Danach sprach der Impf-Chef einige weitere Punkte an, welche für diesen Beitrag unerheblich sind. Konkret in Bezug auf das Quarantäne-Aus für Geimpfte äusserte er sich dann wie folgt: «Ein weiteres Thema ist die Quarantänebefreiung für geimpfte Personen. Basierend auf diesen wissenschaftlichen Daten, die ich eingangs genannt habe, zur Wirksamkeit und Dauer des Impfschutzes und der indirekten Effekte auf die Übertragung, kommt die EKIF zusammen mit dem BAG zum Schluss, dass vollständig mit mRNA-Impfstoff geimpfte Personen ab 14 Tage nach der zweiten Impfung bei Kontakt mit einem bestätigten Fall für 6 Monate von der Quarantäne befreit sind.»

Leider verpassten es die damals anwesenden Journalisten – wie so häufig in den vergangenen zweieinhalb Jahren – diese entscheidende Frage zu stellen: Auf welchen Fakten basiert die Behauptung, die Impfung schütze vor einer Weitergabe des Virus an Dritte?
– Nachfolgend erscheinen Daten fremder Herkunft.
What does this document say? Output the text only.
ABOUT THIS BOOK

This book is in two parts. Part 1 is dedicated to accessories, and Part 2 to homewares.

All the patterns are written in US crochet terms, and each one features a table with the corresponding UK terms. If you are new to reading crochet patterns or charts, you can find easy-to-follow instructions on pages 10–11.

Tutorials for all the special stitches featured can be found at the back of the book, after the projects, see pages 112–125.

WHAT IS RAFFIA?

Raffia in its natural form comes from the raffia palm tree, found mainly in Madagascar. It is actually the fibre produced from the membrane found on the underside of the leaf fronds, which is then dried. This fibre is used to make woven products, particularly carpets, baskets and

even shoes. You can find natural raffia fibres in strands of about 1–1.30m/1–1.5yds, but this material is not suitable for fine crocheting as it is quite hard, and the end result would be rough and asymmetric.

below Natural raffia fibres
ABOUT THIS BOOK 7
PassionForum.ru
Und: Reichen die vorliegenden Daten aus, um feststellen zu können, dass die mRNA-Impfstoffe erwiesenermassen gegen die Übertragung schützen?

Aktuelle Ereignisse nähren die Brisanz dieser Fragen. So hat das BAG, wohl als Reaktion auf die hochkochende Impf-Lügen-Debatte, kürzlich die Informationen in seinen FAQ zur Corona-Impfung angepasst. Neu heisst es da: «Bei den anfänglich zirkulierenden Varianten (Ursprungs- und Alpha-Varianten), die bis ca. Mitte 2021 das Infektionsgeschehen beherrschten, konnte in Studien Hinweise für eine Reduktion der Virusausbreitung nach der Covid-19-Impfung beobachtet werden.»

«Hinweise für eine Reduktion». Das ist nicht die Evidenz, die gemäss Covid-19-Gesetz erforderlich gewesen wäre, um Geimpfte von der Quarantänepflicht zu befreien.

Jetzt, da mit der Diskussion um die Impf-Lüge ein Hauch von Aufarbeitungslust wahrnehmbar ist, haben die Medien Gelegenheit, ihre Versäumnisse nachzuholen.

Die Verschiebung der Impf-Lügen-Debatte müsste eigentlich auch für Juristen interessant sein. Denn die Frage muss nun nicht mehr lauten, wer was wirklich behauptet haben soll, sondern ob die offizielle Schweiz in Form von Bundesrat, EKIF und BAG an diesem 20. April 2021 überhaupt gesetzeskonform gehandelt hat.

 

Manuel Kuster (37) lebt in Portugal. Er ist freier Autor.